Agrivoltaics, also known as agrophotovoltaics (APV), is co-developing the same area of land for both solar photovoltaic power as well as for agriculture. This technique was originally conceived by Adolf Goetzberger and Armin Zastrow in 1981. In 1981, Adolf Goetzberger and Armin Zastrow were the first to propose the concept of dual-use of arable land for solar energy production and plant cultivation to improve overall production. They were addressing the ongoing discussion on the competition for the use of arable land between solar energy production and crop. The light saturation point is the maximum number of photons absorbable by a plant species. As more photons will not increase the rate of photosynthesis, Akira Nagashima suggests combining PV systems and farming to use the excess light. He developed the first prototypes in Japan in 2004.

The term “agrivoltaic“ was used for the first time in a publication in 2011. The concept is known under several names in the world: “agrophotovoltaics” in Germany, “agrovoltaics” in Italy, “solar sharing” in Asia. Facilities such as photovoltaic greenhouses can be considered as agrivoltaic systems.

“Many of us want more renewable energy, but where do you put all of those panels? As solar installations grow, they tend to be out on the edges of cities, and this is historically where we have already been growing our food,” says Greg Barron-Gafford, an associate professor in the School of Geography and Development at the University of Arizona

A research done by The French scientists Christophe Dupraz and his team indicates that agrivoltaic systems increase global land productivity from 35 to 73 percent!

The researchers of the Fraunhofer Institute for Solar Energy Systems studied the same topic to find out how solar radiation and food crops can be used. The examination took place near Lake Constance which borders Switzerland, Germany, and Austria. For one year the pilot project used 720 bi-facial solar modules which covered around 1/3 of a hectare. They mounted the panels high enough, so crops receive almost the same amount of sunlight as if they grow naturally.

Researchers discovered that land’s productivity could be raised by 60 percent. “The project results from the first year are a complete success: the agrophotovoltaic system proved suitable for the practice and costs as much as a small solar roof system. The crop production is sufficiently high and can be profitably sold on the market,” explains Stephan Schindele, project manager of agrophotovoltaics at Fraunhofer ISE to Digital Journal.

The examination proved that farming and PV can be compatible. It reduces competition for land and works efficiently too while providing additional income for farmers.

Another reason why farmers are moving to solar farming is the guaranteed financial gain. PV installation can work along with traditional farming and bring income even if nature’s conditions are incompatible with grown culture’s needs as discover by Fraunhofer Institute’s researches.

Definitely, agrophotovoltaic is a new way of using solar technology together with traditional farming.

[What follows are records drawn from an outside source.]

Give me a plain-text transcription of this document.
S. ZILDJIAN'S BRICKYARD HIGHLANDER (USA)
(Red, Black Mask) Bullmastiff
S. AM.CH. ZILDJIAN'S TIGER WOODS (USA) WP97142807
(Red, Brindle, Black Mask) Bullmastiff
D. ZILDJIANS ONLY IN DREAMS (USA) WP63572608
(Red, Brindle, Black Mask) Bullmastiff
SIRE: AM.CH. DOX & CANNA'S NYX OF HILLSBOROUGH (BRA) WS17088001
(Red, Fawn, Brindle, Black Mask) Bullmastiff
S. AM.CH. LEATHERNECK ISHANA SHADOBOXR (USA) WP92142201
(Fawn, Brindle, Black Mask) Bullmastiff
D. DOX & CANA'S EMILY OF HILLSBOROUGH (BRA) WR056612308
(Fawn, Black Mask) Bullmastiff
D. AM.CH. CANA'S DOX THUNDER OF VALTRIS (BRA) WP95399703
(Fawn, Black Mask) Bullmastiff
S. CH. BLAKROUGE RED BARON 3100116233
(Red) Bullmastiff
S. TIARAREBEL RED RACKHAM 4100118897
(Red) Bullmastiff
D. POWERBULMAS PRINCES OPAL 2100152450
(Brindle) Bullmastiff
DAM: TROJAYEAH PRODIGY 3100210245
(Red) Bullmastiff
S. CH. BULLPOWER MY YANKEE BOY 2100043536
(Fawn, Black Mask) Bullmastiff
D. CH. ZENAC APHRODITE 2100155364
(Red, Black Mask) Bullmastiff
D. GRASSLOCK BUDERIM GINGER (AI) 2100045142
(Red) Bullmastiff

For sure, it still needs some discussions, testing, and further development, but it’s today’s method – solar farming – that could have big perspectives to benefit society and business more than it has ever been before.

Besides, the researchers also found that the agrivoltaics system increased the efficiency of energy production. Solar panels are inherently sensitive to temperature as they warm causing their efficiency to drop. Cultivating crops underneath the PV panels allowed researchers to reduce the temperature of the panels, thereby increasing their efficiency.

“Those overheating solar panels are actually cooled down by the fact that the crops underneath are emitting water through their natural process of transpiration—just like misters on the patio of your favorite restaurant,” Barron-Gafford says.

The agrivoltaic PV panels were cooler during daytime hours compared to the traditional panel array by approximately 9°C – 48°F-, allowing for better performance.

The co-location of PV and agriculture could offer win-win outcomes across many sectors, increasing crop production, reducing water loss, and improving the efficiency of PV arrays.

As Macknick notes, “The promising results of this work have broad implications for how solar development and farming across the globe could be integrated to provide mutual benefits.”